Recently I had the need to setup multiple SSL enabled sites on my local machine for development. These sites all had the same root domain but differed by sub domain. Traditionally you need to have a certificate and an IP address per SSL binding because of a "chicken or the egg" problem resolving the host headers in an encrypted HTTP conversation. If you have multiple sites with a common root domain that require SSL you can get around this limitation by using a wildcard certificate for all those sites.

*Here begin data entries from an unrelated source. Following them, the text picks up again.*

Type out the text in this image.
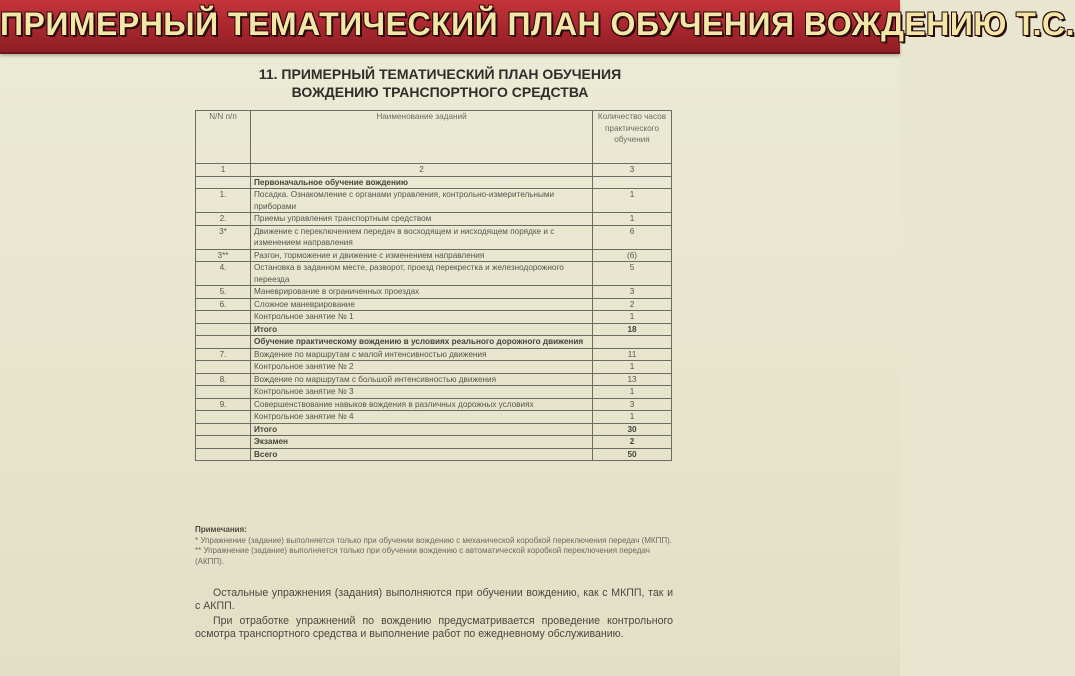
ПРИМЕРНЫЙ ТЕМАТИЧЕСКИЙ ПЛАН ОБУЧЕНИЯ ВОЖДЕНИЮ Т.С.
11. ПРИМЕРНЫЙ ТЕМАТИЧЕСКИЙ ПЛАН ОБУЧЕНИЯ
ВОЖДЕНИЮ ТРАНСПОРТНОГО СРЕДСТВА
N/N п/п	Наименование заданий	Количество часов практического обучения
1	2	3
	Первоначальное обучение вождению	
1.	Посадка. Ознакомление с органами управления, контрольно-измерительными приборами	1
2.	Приемы управления транспортным средством	1
3*	Движение с переключением передач в восходящем и нисходящем порядке и с изменением направления	6
3**	Разгон, торможение и движение с изменением направления	(6)
4.	Остановка в заданном месте, разворот, проезд перекрестка и железнодорожного переезда	5
5.	Маневрирование в ограниченных проездах	3
6.	Сложное маневрирование	2
	Контрольное занятие № 1	1
	Итого	18
	Обучение практическому вождению в условиях реального дорожного движения	
7.	Вождение по маршрутам с малой интенсивностью движения	11
	Контрольное занятие № 2	1
8.	Вождение по маршрутам с большой интенсивностью движения	13
	Контрольное занятие № 3	1
9.	Совершенствование навыков вождения в различных дорожных условиях	3
	Контрольное занятие № 4	1
	Итого	30
	Экзамен	2
	Всего	50
Примечания:
* Упражнение (задание) выполняется только при обучении вождению с механической коробкой переключения передач (МКПП).
** Упражнение (задание) выполняется только при обучении вождению с автоматической коробкой переключения передач (АКПП).
Остальные упражнения (задания) выполняются при обучении вождению, как с МКПП, так и с АКПП.
При отработке упражнений по вождению предусматривается проведение контрольного осмотра транспортного средства и выполнение работ по ежедневному обслуживанию.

So first I setup mappings in my hosts file (<SystemRoot>\System32\drivers\etc\hosts) as follows:

# SomeSite Dev Mappings
127.0.0.1          www.dev.somesite.net
127.0.0.1     services.dev.somesite.net
127.0.0.1        admin.dev.somesite.net

Next I need to create a self signed wildcard certificate. If you tried the self signed cert "feature" in IIS7 you probably quickly discovered that it is pretty much worthless since you cannot define the common name (CN), it's automatically set to the host name (Why does MS have a habit of giving you a powerful, feature rich car that can only make right turns?). One way to get around this is to generate your self signed cert with a tool and add it to the local machine store. IIS6 ships with a util called selfssl but this requires you to install the IIS6 ResKit (See more about that here). While this works, it bothers me to install tools from a previous version of IIS to accomplish this. Shouldn't the newer version of IIS do more than it's predecessor? One other alternative I found on the internets is to use the certificate creation tool that ships with the .NET 2.0 SDK. For some reason this "feels" better than using a tool from IIS6, probably just a mental thing... Plus you probably already have the SDK installed and are using it.

First create the self signed issuer certificate which will be set as a root cert authority (Fill in the red items):

"C:\Program Files\Microsoft SDKs\Windows\v6.0A\bin\makecert.exe" -n "CN=My Company Development Root CA,O=My Company,OU=Development,L=Wallkill,S=NY,C=US" -pe -ss Root -sr LocalMachine -sky exchange -m 120 -a sha1 -len 2048 -r

Next create a cert for your sites that is issued from this authority. You must specify the common name (CN=<IssuerName>) you entered above in the issuer name field below (-in <IssuerName>). Also I'm creating a wildcard certificate that will serve all sites with the dev.somesite.net root domain as this is a requirement to use host headers. If I add other sites in the future with a different subdomain I can choose this certificate and all is good. Specifying an asterisk as the subdomain will signify this (Fill in the red items):

"C:\Program Files\Microsoft SDKs\Windows\v6.0A\bin\makecert.exe" -n "CN=*.dev.somesite.net" -pe -ss My -sr LocalMachine -sky exchange -m 120 -in "My Company Development Root CA" -is Root -ir LocalMachine -a sha1 -eku 1.3.6.1.5.5.7.3.1

You should now see this cert show up in the IIS manager on the "Server Certificates" page:

Now again, MS gets you part of the way there in the UI but not all the way. As in IIS6 (SP1+) you cannot specify a host header for SSL bindings in the IIS7 UI because of, as mentioned above, issues with resolving the host headers in an encrypted HTTP request. But since we are using a wildcard certificate these issues are moot and IIS can do it but we have to configure it through the command line with the new appcmd util. The following command must be executed on each site that requires SSL. This command will create the SSL binding and set the host header. Make sure you specify the correct site name and host header for each site (In red):

C:\Windows\System32\inetsrv\appcmd set site /site.name:MySite /+bindings.[protocol='https',bindingInformation='*:443:www.dev.somesite.net']

Next go to the site bindings and you'll now see an SSL binding with a host header defined (Before this field would be disabled for SSL). You will need to select the the wildcard certificate you created earlier in the cert drop down and save your changes.